Please, have more empathy for the struggles of the current youth. Yeah, they may be disrespectful in your opinion and whatever else that you think of them, but they will respect you if you have respect for the positions that they have found themselves in from graduating during or after the recession and/or not being prepared for the challenges that they had to face. Perhaps they could even learn the values that you feel they lack from you if you are more empathetic to what they are feeling. Of course, still, stand for your values, but do it with the respect and understanding that they have grown up in a different time and world compared to where you grew up. The internet changed everything. Technological growth changed the game. Please, have empathy for their struggle.

 

For millennials:

This blog post is about your struggles, but more importantly, the hope is that older generations will have more empathy for you and that you would realize that being miserable about what you can’t change with ease is useless. You can’t keep being angry over what you didn’t receive.

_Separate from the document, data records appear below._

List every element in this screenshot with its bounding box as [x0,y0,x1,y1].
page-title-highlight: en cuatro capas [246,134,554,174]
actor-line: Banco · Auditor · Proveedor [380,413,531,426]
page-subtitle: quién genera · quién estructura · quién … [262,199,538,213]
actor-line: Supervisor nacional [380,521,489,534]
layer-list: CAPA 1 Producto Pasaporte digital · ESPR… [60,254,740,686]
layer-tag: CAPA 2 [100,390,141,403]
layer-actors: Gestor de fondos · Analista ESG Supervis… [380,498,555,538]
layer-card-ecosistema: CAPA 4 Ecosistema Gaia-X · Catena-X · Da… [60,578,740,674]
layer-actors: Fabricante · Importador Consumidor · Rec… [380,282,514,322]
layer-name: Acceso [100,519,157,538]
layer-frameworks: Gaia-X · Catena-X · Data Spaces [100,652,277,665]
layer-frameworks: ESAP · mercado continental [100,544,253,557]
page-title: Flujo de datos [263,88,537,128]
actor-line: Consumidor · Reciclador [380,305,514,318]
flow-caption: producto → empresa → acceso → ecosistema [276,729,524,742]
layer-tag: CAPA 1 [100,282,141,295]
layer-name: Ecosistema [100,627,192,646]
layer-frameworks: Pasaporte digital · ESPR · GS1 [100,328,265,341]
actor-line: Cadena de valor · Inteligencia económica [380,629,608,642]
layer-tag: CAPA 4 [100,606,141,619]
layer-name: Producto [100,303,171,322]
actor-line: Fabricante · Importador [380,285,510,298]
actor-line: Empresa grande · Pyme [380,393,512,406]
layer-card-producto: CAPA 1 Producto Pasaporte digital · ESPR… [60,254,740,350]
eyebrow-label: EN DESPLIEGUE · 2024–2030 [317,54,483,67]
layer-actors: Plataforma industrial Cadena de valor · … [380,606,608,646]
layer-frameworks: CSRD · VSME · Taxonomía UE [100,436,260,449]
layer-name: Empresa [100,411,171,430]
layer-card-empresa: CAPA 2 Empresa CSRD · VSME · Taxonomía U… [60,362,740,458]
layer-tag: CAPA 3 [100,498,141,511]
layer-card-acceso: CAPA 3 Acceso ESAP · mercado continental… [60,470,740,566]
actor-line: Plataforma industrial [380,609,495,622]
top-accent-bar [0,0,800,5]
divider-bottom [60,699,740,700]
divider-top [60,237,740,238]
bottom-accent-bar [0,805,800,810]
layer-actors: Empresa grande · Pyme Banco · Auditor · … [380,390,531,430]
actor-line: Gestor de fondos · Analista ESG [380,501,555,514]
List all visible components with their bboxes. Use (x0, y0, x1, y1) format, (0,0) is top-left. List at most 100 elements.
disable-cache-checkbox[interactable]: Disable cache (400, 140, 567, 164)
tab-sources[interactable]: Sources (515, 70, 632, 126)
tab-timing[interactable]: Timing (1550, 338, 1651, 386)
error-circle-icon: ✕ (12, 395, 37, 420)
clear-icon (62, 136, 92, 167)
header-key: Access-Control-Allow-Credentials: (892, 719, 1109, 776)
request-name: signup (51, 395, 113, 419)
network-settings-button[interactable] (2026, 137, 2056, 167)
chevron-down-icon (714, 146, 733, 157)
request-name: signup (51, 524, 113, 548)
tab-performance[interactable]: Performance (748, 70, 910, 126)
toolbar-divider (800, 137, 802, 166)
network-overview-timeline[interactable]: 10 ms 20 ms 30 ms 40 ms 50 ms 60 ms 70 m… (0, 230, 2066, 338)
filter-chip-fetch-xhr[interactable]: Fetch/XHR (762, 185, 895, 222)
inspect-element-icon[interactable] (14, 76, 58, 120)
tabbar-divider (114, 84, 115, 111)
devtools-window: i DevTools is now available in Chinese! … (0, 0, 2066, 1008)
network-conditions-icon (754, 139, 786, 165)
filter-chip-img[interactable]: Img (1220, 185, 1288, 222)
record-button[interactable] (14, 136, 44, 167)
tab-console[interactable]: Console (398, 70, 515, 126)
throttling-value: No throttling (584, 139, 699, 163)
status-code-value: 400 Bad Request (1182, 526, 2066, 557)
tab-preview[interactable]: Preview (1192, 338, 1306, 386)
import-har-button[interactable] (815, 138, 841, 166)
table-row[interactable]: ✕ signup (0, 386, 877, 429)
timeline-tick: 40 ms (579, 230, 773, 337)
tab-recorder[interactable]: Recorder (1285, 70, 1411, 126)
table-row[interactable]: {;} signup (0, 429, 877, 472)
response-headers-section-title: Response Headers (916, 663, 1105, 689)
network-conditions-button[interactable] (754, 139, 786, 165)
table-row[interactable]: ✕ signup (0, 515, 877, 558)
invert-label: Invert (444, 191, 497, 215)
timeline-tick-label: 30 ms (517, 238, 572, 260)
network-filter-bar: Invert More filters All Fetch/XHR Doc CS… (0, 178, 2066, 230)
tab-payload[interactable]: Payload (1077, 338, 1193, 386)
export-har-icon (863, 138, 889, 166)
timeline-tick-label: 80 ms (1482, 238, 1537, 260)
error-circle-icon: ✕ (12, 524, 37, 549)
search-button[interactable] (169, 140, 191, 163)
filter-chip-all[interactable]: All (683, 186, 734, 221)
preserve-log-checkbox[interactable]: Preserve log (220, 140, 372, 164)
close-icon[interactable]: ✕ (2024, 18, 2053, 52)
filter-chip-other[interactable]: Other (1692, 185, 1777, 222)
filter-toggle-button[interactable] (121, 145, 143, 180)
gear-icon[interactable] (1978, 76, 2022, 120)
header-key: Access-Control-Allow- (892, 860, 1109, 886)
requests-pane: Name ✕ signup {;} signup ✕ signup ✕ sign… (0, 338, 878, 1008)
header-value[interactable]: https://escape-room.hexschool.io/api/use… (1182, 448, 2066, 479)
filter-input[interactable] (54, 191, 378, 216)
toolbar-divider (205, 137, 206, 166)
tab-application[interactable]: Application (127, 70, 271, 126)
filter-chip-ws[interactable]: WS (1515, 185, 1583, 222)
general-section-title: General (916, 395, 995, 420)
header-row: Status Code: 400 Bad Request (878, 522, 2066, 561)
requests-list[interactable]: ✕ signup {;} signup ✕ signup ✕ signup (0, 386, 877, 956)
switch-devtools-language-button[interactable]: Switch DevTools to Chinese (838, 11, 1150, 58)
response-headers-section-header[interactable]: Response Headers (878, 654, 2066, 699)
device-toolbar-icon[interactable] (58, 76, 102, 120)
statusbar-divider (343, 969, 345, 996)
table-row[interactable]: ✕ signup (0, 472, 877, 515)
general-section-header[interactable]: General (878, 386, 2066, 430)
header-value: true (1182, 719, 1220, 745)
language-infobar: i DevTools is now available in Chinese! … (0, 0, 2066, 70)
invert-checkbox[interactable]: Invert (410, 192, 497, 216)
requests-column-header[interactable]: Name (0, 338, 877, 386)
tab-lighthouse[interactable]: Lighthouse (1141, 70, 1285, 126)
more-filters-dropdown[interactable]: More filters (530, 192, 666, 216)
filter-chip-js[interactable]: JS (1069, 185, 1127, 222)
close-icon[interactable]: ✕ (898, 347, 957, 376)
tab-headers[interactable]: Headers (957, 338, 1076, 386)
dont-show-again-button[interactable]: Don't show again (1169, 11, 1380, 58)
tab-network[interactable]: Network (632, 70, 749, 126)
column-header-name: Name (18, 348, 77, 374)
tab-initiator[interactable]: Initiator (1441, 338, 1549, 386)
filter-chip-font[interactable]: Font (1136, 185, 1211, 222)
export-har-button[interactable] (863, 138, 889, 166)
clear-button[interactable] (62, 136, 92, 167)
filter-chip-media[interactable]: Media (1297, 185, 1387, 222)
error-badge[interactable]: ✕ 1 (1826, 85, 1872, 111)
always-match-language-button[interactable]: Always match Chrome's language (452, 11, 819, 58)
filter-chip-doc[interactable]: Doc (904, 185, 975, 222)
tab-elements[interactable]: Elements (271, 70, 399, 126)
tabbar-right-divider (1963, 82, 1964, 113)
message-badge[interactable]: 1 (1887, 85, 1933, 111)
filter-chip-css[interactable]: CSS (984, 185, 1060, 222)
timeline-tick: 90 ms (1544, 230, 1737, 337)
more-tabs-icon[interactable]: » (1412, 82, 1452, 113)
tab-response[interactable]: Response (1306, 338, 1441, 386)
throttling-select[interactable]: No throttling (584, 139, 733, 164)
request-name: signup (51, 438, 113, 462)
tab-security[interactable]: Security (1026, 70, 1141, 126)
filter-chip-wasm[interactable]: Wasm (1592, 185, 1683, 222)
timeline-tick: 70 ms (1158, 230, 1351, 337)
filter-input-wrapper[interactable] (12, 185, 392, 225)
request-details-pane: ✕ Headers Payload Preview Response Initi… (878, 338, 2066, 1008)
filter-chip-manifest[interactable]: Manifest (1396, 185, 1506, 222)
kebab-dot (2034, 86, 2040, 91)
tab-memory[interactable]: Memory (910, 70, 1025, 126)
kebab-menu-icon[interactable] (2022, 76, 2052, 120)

It’s just going to cause you to be bitter and to hurt even more; instead, you can continue to build a future for yourself and push through. I know things are tough, but your life has just begun. There is so much more for you as you iron out your goals and what you want for your future and strive for them. You. Are. Capable. You are much more capable than the world knows. I believe in you, and I wish you the best through your trials!

 

A random post by your favorite Kelp out of Water.